Dominasi keluarga akan selalu menghasilkan keputusan yang dinilai baik
Sedari tadi Kiana dibuat jengah dengan tingkah Shana yang tidak bisa diam. Gadis yang berjalan tepat di depannya itu selalu misuh-misuh selepas keduanya keluar dari kantor kerja Kiana. Jangan lupakan bagaimana Shana merengek menungguinya sampai waktu kerja usai.
"Duh, Na. Sumpah ya ... Aku tadi tuh nggak mikir. Langsung aja gitu keluar, words run too fast tahu nggak? Gimana dong, Na? Nanti kalau tuh cowok mikir aneh-aneh gimana?"
Kedua tangan Shana menjambak rambutnya keras. Bagaimana mungkin Shana yang terkenal perempuan kalem nan elegan langsung jatuh saat berhadapan dengan Saka yang notabene baru dilihatnya.
"Na? Ngomong dong. Ini aku udah kayak cacing kepanasan dari tadi," kata Shana kesal.
"Baru nyadar?"
Shana kali ini memilih melompat-lompat kesal di perjalanan pulang mereka. Kiana hanya mengembuskan napas lelah. "Stop it, Sha. Mau kamu jungkir balik, guling kanan kiri kalau udah kejadian ya udah. Life must go on, Sha," ungkap Kiana tegas. Gadis itu berjalan di belakang sahabatnya sambil mengunyah permen karet.
"Tapi kan—"
"Lagian bukan kamu doang sih yang begitu," ucap Kiana tenang lalu berjalan cepat mendahului Shana yang bergeming seketika.
"Eh ... Eh tungguin maksudnya gimana?" teriak Shana berusaha menyamai langkah dengan Kiana.

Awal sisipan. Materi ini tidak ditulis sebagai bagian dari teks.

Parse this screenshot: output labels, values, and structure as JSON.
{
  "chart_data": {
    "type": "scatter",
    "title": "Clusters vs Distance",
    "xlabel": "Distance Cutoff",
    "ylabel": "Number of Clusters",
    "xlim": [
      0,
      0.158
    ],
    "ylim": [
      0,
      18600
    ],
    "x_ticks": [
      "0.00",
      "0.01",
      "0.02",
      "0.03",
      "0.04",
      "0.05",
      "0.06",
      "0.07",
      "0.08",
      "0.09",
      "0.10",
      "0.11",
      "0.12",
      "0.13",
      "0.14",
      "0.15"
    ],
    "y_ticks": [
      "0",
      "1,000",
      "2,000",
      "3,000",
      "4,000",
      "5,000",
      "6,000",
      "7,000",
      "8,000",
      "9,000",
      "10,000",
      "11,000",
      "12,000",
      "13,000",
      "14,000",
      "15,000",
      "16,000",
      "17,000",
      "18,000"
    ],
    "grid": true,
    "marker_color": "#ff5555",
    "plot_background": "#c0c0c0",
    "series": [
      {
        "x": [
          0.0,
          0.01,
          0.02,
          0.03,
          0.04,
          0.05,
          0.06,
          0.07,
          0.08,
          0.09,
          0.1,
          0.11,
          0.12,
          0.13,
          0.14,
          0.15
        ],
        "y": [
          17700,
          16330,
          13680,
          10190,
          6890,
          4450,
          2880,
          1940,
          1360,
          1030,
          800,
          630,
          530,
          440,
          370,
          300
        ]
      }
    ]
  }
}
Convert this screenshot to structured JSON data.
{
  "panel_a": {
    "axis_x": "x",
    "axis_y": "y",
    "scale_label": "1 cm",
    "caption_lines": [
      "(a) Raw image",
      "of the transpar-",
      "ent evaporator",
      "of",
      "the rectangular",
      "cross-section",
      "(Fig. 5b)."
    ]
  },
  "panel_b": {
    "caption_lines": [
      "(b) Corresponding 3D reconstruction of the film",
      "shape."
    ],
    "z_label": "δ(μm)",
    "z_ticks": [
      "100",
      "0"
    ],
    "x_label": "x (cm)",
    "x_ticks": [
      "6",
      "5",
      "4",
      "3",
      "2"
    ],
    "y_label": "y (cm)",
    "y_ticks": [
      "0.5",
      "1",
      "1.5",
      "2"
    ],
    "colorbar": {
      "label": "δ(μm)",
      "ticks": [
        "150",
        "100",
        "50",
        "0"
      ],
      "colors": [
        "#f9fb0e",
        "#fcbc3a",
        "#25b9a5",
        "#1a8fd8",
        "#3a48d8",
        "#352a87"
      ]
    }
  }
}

"Respon Saka nggak kaget dan senyum aja, kan? Pelayan yang denger juga cuman senyum aja, masih mending sih kamu ngomongnya pelan tadi," jelas Kiana.
Shana mengernyit mendengarnya. Sahabatnya ini sering kali berbicara tidak sampai selesai. Gadis tomboi yang sudah menemaninya hampir setengah lebih umurnya itu selalu malas kalau disuruh menjelaskan. Alasannya beragam, Shana yang lambat loading lah, Nana yang tidak mood lah atau sengaja memilih bungkam. Kalau Shana yang selalu jujur pada Kiana, lain cerita dengan Kiana yang masih sulit terbuka pada dirinya. Entah kenapa Kiana bersikap demikian, nanti akan Shana todong gadis itu agar tidak sering bungkam.
Sadar tidak ada respon Shana yang menuntut, Kiana kembali menjelaskan tanpa diminta. "Saka udah sering ditembak kayak gitu, Sha. Makanya dia udah nggak kaget, pelayannya juga. Itu tadi kamu masih terhitung nggak nekat, ngomongnya deketan meskipun masih bikin shock sih buat aku karena ngajakin nikah. Kalau yang lain bahkan bawa toa terus naik meja, haduh."
"Berarti bukan aku dong orang pertama bilang gitu?"
"Yup, udah ah nggak usah dipikirin. Balik yuk, malam ini aku nginap yah, di rumah sepi," pungkas Kiana riang dan lagi-lagi berjalan duluan meninggalkan Shana yang masih bergumul dengan pikirannya.
Jadi bukan aku yang pertama, ya? Sayang banget, kirain udah nekat masih ada yang lebih nekat ternyata. Eh tapi sama aja, pokoknya harus jauhin tuh si Saka Saka, malu banget tahu. Shana meringis pelan sembari terus berjalan di belakang Kiana.
Selang sejam kemudian, kedua gadis yang hampir berkepala tiga itu turun dari pesanan taksi online mereka. Shana membayar tagihan sementara Kiana sudah lebih dulu masuk ke kediaman keluarga Sabana.